Bassem Youssef n’appartient a aucun parti et ne s’est jamais présenté comme président, et pourtant il détient une influence politique incomparable dans son pays. Son émission, devenue l’un des programmes les plus regardés, al-Bernameg (« The programme »), est engagée et ne laisse passer aucune erreur commise par les islamistes, ce qui fait de lui l’un des principaux opposants au président Mohamed Morsi et aux Frères Musulmans.
« Je fais le clown, mon travail consiste à taquiner le pouvoir (…) c’est l’arme la plus forte pour éradiquer les systèmes autoritaires », dit le caricaturiste pour décrire son action et dont l’influence est telle que Time magazine l’a introduit dans sa liste des 100 hommes les plus influents au monde.
Aucun des adversaires de Mohamed Morsi – Amr Moussa, Mohamed ElBaradei ou Hamdeen Sabahi – ne peut égaler le succès de l’humoriste. Ses vidéos envahissent la toile et font de l’humoriste la figure du parti Libéral, brisant taboos et faisant constamment preuve d’esprit critique.

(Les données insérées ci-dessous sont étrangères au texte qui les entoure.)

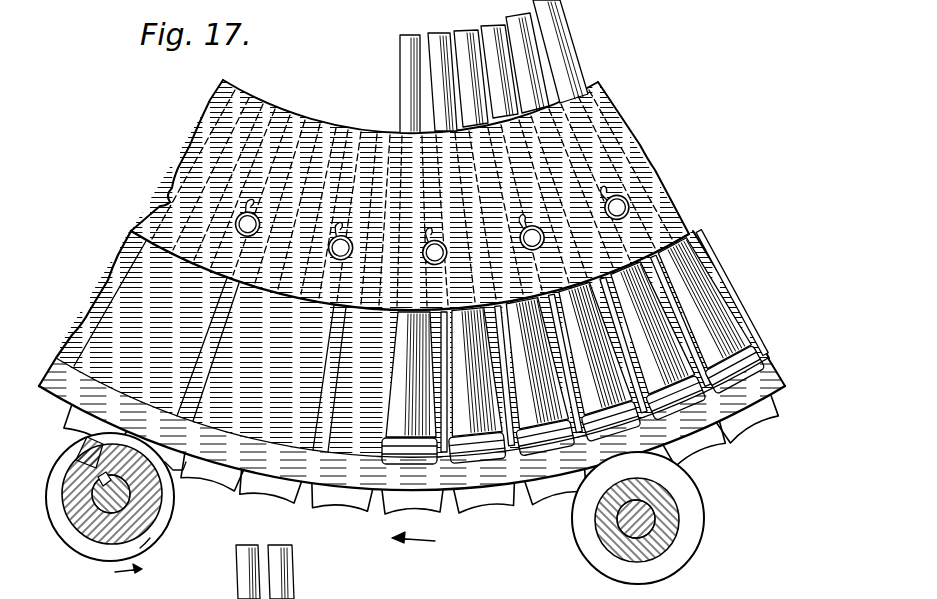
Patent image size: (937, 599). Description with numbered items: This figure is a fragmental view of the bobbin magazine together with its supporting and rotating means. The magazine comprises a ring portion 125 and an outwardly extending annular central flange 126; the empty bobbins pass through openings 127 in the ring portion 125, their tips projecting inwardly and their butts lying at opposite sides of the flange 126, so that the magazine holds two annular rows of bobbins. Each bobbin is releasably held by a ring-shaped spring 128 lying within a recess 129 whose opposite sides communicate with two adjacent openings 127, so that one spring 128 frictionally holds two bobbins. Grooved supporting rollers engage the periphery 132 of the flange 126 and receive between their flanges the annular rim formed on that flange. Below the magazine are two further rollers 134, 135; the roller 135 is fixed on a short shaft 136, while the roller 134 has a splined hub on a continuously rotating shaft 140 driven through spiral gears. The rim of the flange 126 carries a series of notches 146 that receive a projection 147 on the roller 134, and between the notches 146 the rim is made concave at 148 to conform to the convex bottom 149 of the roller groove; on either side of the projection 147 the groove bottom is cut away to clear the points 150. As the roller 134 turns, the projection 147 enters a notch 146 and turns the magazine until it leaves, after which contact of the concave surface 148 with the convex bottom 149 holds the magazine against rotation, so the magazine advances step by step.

The ring portion 125 is at (645, 148).
The annular central flange 126 is at (133, 292).
The openings 127 is at (380, 137).
The ring-shaped springs 128 is at (330, 256).
The recess 129 is at (425, 242).
The periphery of flange 132 is at (60, 392).
The roller 134 is at (160, 530).
The roller 135 is at (703, 511).
The short shaft 136 is at (647, 533).
The shaft 140 is at (93, 517).
The notches 146 is at (445, 505).
The projection 147 is at (84, 456).
The concave surface 148 is at (553, 497).
The bottom of groove 149 is at (152, 540).
The points 150 is at (173, 468).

L’humoriste, cardiologue de formation, n’avait pas saisi d’abord l’importance des manifestations du Printemps Arabe en janvier 2011. Il s’engagea très vite aux côtés des autres médecins et infirmières pour soigner les blessés durant l’attaque de la place Tahrir par le régime de Mubarak en février.
Il n’a pas eu de mal à se faire connaître après la révolution et la tombée d’Hosni Mubarak en filmant des sketches avec des amis qui se moquaient de la télévision gouvernementale. Il a du très vite faire un choix entre sa carrière de médecin et son autre carrière naissante d’humoriste : « Après neuf épisodes, j’ai eu une proposition de poste à la télévision, alors que presqu’au même moment on me proposait un poste de pédiatre dans un hôpital de Cleveland qui aurait pu être le poste de ma vie. J’ai choisi la télévision, et je ne le regrette pas jusqu’à présent », confie Bassem Youssef.
Son émission est diffusée en prime time, et c’est le seul moment, avec les matchs de football et les prières du vendredi, où tout le monde s’arrête un instant. L’égyptien est un admirateur de l’émission satirique de John Stewart aux Etats-Unis, c’est de là qu’il imagine ses parodies.
Ses répliques sont devenues cultes dans un pays qui a un besoin d’émancipation politique, sociale et culturelle, comme sa phrase « El liar byiruh el fire » où il se moque des talents d’orateur du président Morsi, alors qu’en déplacement en Allemagne celui-ci mélangeait l’arabe et l’anglais dans son discours.
L’humoriste ne s’arrête devant rien, il s’est moqué également du gouvernement quand on soupçonnait le Qatar de le financer : « Sauvez-nous de la faillite bancaire mon bon ami le Qatar ! », avait-il répliqué dans l’un de ses sketches.
Il va jusqu’à comparer les islamistes aux Nazis. Il explique qu’il ne veut en aucun cas les exclure de la politique mais simplement faire évoluer les mentalités en interpellant les gens.
Seulement, l’égyptien se met en danger et est attaqué depuis le début de l’année par les avocats d’islamistes et du président, mais les Salafistes pourraient également le harceler.
Récemment, il s’est présenté au procureur, après son arrestation, portant un chapeau noir comme celui de Morsi mais disproportionné à celui qu’il portait lors de la cérémonie de l’Université d’Islamabad. A la suite de cet évènement, il posta sur Twitter : « Les officiers de police et les magistrats voulaient tous prendre une photo avec moi, c’est peut-être pour ça qu’ils m’ont arrêté ».
Les harcèlements dont est victime Bassem Youssef lui valent d’obtenir une sécurité rapprochée renforcée, mais celui-ci affirme fièrement que pour rien au monde il ne se tairait.